Adam Green
Twitter API Consultant
adam@140dev.com
781-879-2960
@140dev

Converting the 140dev Twitter Framework to use OAuth and API 1.1

by Adam Green on April 3, 2013

in Streaming API,Twitter OAuth

Twitter has announced that they will be turning off basic authentication for the Streaming API on May 7th. I’m preparing a new version of the 140dev Framework to use OAuth now, and will have it posted tomorrow. That will be good for new users of this code, but if you already have the code in production, I assume you have made changes to it. Here is a detailed set of instructions for modifying an existing installation to use OAuth. The good thing is that you only have to use single-user OAuth, which is pretty easy to implement. These notes should give you everything you need.

Obvious, but very IMPORTANT note: Make a complete backup of any current version of this code you now have in production before making these changes.

There are 5 steps you have to follow to convert an existing installation of this code to use OAuth with the streaming API version 1.1.

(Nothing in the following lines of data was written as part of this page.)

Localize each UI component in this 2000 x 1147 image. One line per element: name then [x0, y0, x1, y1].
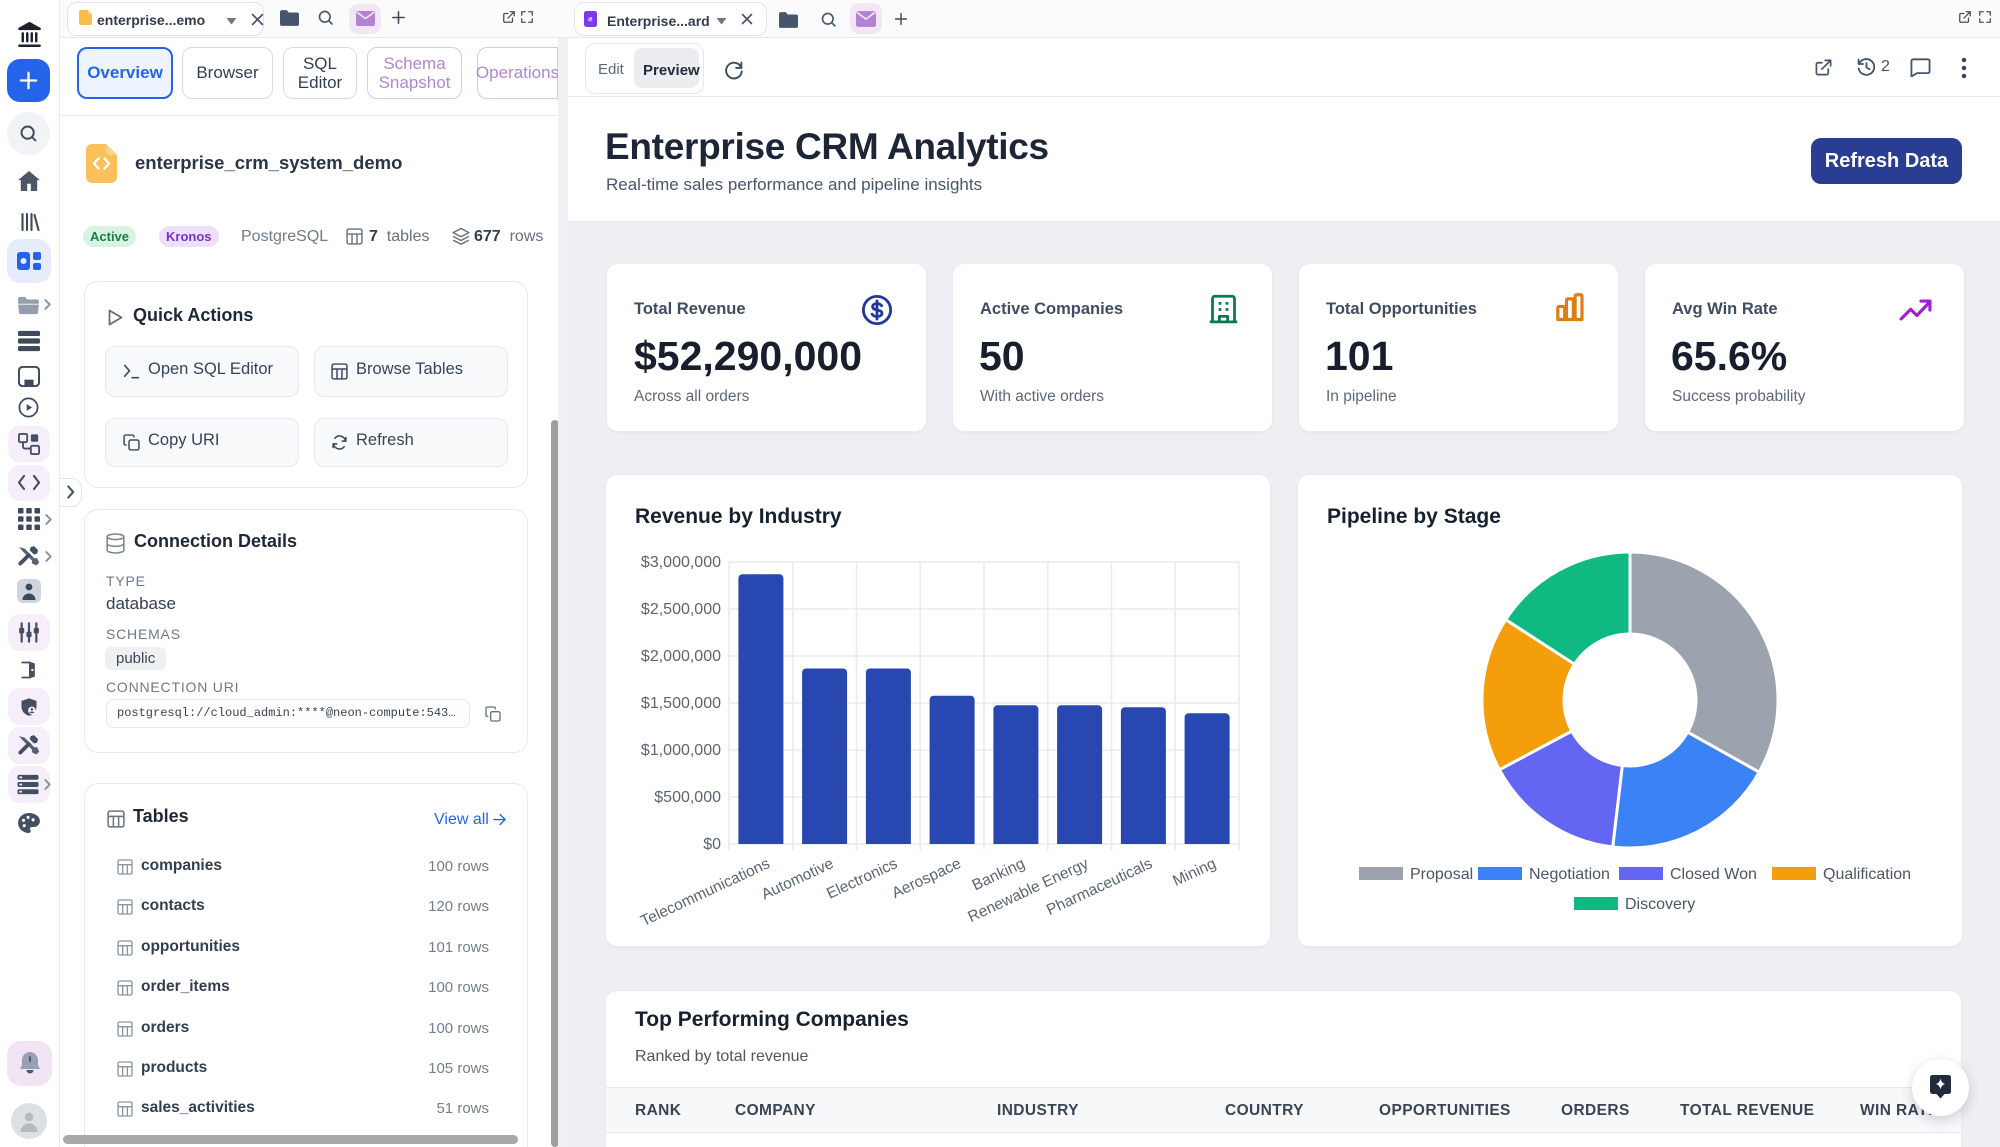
svg-text:$1,500,000: $1,500,000: [641, 695, 721, 712]
svg-text:Qualification: Qualification: [1823, 866, 1911, 883]
svg-text:Proposal: Proposal: [1410, 866, 1473, 883]
svg-text:$2,000,000: $2,000,000: [641, 648, 721, 665]
svg-text:Discovery: Discovery: [1625, 896, 1695, 913]
svg-text:Pharmaceuticals: Pharmaceuticals: [1044, 855, 1155, 919]
svg-text:Aerospace: Aerospace: [889, 855, 963, 902]
svg-text:$500,000: $500,000: [654, 789, 721, 806]
svg-text:$3,000,000: $3,000,000: [641, 554, 721, 571]
svg-text:$0: $0: [703, 836, 721, 853]
svg-text:Telecommunications: Telecommunications: [638, 855, 773, 930]
svg-text:Closed Won: Closed Won: [1670, 866, 1757, 883]
svg-text:$2,500,000: $2,500,000: [641, 601, 721, 618]
svg-text:Mining: Mining: [1170, 855, 1219, 890]
svg-text:Automotive: Automotive: [759, 855, 836, 903]
svg-text:Electronics: Electronics: [824, 855, 900, 903]
svg-text:Negotiation: Negotiation: [1529, 866, 1610, 883]
svg-text:$1,000,000: $1,000,000: [641, 742, 721, 759]
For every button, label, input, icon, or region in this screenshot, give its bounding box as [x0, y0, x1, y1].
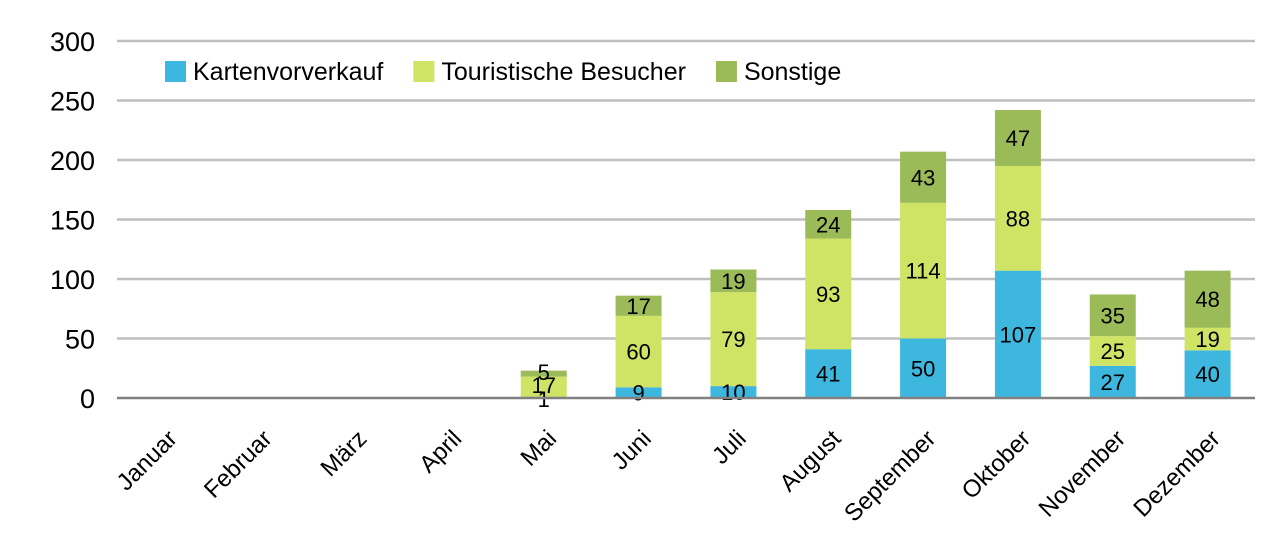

1. Create a Twitter application at http://dev.twitter.com, and get a complete set of tokens. If you haven’t created an app before, you will find detailed instruction in my free ebook.

You need 4 tokens as defined on the details page of the application settings:
Consumer Key
Consumer Secret
Access Token
Access Token Secret

It is traditional to rename these tokens in every library that uses them. This has happened again with the Phirehose OAuth library. Here are the new names:
Consumer Key = TWITTER_CONSUMER_KEY
Consumer Secret = TWITTER_CONSUMER_SECRET
Access Token = OAUTH_TOKEN
Access Token Secret = OAUTH_SECRET

2. Modify the 140dev_config.php file in the 140dev Framework code. This is found in /db/140dev_config.php.

You need to replace these lines of code:
// Basic authorization settings for connecting to the Twitter streaming API
// Fill in the values for a valid Twitter account
define(‘STREAM_ACCOUNT’, ‘*****’);
define(‘STREAM_PASSWORD’, ‘*****’);

With these new lines. Insert the actual tokens you received from Twitter in step 1:
// OAuth settings for connecting to the Twitter streaming API
// Fill in the values for a valid Twitter app
define(‘TWITTER_CONSUMER_KEY’,'******’);
define(‘TWITTER_CONSUMER_SECRET’,'******’);
define(‘OAUTH_TOKEN’,'******’);
define(‘OAUTH_SECRET’,'******’);

3. Get new copies of the Phirehose library code. You need to delete Phirehose.php in your current installation. It will be found in the /libraries/phirehose/ directory. Then download these files and place them in the /libraries/phirehose/ directory:
Phirehose.php
OauthPhirehose.php

4. The latest version of Phirehose.php still points to the 1.0 version of the streaming API. To point to version 1.1, you need to change line 20 of Phirehose.php from this:
const URL_BASE = ‘https://stream.twitter.com/1/statuses/’;

To this:
const URL_BASE = ‘https://stream.twitter.com/1.1/statuses/’;

5. The final step is modifying your copy of get_tweets.php, which is found in /db/get_tweets.php. There are two code changes:

First replace these lines starting at line 13:
// Extend the Phirehose class to capture tweets in the json_cache MySQL table
require_once(CODE_DIR . ‘libraries/phirehose/phirehose.php’);
class Consumer extends Phirehose

With these new lines:
require_once(CODE_DIR . ‘libraries/phirehose/Phirehose.php’);
require_once(CODE_DIR . ‘libraries/phirehose/OauthPhirehose.php’);
class Consumer extends OauthPhirehose

Then replace this line:
$stream = new Consumer(STREAM_ACCOUNT, STREAM_PASSWORD, Phirehose::METHOD_FILTER);

With this one:
$stream = new Consumer(OAUTH_TOKEN, OAUTH_SECRET, Phirehose::METHOD_FILTER);

Once you have made all these changes, you need to test out your code. Running the new code in the background with nohup is not an effective test method, since you can’t see the errror messages. To test the code, I would log into the directory with get_tweets.php and run it directly with:
php get_tweets.php

If it works, you will not see any error codes and data will flow into json_cache.php. Relive the thrill of when that first happened for you.

If it doesn’t work, there are a couple of things to try:
- Make sure all your paths are correct.
- Make sure you copied your OAuth tokens correctly into the config file.
- Make sure you downloaded a clean set of files from GitHub for Phirehose. It is very common to get HTML in the downloaded files by mistake.

If all else fails, I find cursing helps at this point. When you calm down, post a message at our Google Group, and I’ll try to help.